This work addresses the challenge of applying sparse autoencoders (SAEs)—originally developed for language models—to visual interpretability, which is hindered by the difficulty of obtaining annotated visual concepts. The authors propose VISTA, a novel framework that enables cross-modal interpretability transfer from language to vision by constraining a visual projector to map image tokens into the semantic space of a pretrained text-based SAE, thereby eliminating the need for a dedicated visual SAE. Leveraging the interpretability of text SAEs, VISTA reveals that DINOv2 features exhibit superior spatial localization capabilities. Experiments demonstrate that VISTA outperforms purely visual baselines by 35% and 47% on object removal and replacement tasks, respectively, and achieves a threefold improvement in visual-textual concept alignment, confirming that visual tokens indeed lie on the manifold defined by the text SAE.

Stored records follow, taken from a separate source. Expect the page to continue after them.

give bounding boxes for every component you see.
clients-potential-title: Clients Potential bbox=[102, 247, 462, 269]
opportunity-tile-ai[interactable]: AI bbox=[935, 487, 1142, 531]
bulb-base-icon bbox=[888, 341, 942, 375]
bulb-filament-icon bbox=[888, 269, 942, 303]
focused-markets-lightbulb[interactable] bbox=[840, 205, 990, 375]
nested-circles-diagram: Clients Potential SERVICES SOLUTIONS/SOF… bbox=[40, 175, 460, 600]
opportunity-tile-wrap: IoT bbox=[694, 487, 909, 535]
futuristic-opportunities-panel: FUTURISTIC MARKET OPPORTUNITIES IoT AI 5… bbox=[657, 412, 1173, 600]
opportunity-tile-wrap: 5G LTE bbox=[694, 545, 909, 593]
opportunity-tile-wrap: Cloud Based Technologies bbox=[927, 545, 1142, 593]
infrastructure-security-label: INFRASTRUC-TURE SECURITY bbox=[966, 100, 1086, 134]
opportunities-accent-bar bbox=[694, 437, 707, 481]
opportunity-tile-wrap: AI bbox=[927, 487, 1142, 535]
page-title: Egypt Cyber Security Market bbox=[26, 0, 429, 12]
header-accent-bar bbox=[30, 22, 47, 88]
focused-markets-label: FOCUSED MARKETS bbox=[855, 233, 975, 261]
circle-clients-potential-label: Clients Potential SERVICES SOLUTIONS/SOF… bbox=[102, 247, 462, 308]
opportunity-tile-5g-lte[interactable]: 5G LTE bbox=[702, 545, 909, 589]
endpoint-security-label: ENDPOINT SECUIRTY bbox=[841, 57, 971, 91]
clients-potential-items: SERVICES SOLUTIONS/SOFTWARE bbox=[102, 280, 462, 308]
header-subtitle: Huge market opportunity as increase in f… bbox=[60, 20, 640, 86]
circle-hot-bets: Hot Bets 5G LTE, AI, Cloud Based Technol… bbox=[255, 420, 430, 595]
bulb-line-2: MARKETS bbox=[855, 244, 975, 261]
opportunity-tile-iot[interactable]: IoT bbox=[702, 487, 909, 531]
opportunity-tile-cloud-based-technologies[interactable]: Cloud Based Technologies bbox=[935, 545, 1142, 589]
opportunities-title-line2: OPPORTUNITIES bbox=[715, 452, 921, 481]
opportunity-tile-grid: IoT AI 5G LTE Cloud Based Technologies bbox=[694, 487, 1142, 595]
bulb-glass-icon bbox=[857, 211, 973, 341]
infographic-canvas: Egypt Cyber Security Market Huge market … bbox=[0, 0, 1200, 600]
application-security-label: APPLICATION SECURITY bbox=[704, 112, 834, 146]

Recent advances in language model interpretability using sparse autoencoders (SAEs) have yet to effectively translate to the visual domain, mainly due to the difficulty and ambiguity of labeling visual concepts. In this paper, we introduce Visual Interpretability via SAE Transfer Alignment (VISTA), a framework that transfers interpretability from language to vision in a LLaVA-style vision-language model by constraining a visual projector to map visual tokens into an LLM's pre-existing, labeled textual SAE space. This approach enables visual interpretability without training dedicated vision SAEs. By regularizing the projector using the LLM's SAE reconstruction loss, VISTA achieves a threefold increase in the matching rate, which measures how accurately the most activating textual concepts in the SAE space correspond to semantic elements in the image. Using this framework, we further analyze spatial localization properties of different vision encoders and show that DINOv2 features have stronger localization abilities than other encoders. Leveraging this precision, we validate VISTA's cross-modal alignment through fine-grained, localized concept interventions, where specific objects are removed or replaced in the model's perception while preserving the surrounding scene. This results in improvements of 35% in object removal and 47% in object replacement tasks over vision-only baselines, providing causal evidence that visual tokens inhabit the text SAE manifold. These contributions are validated across multiple LLM architectures.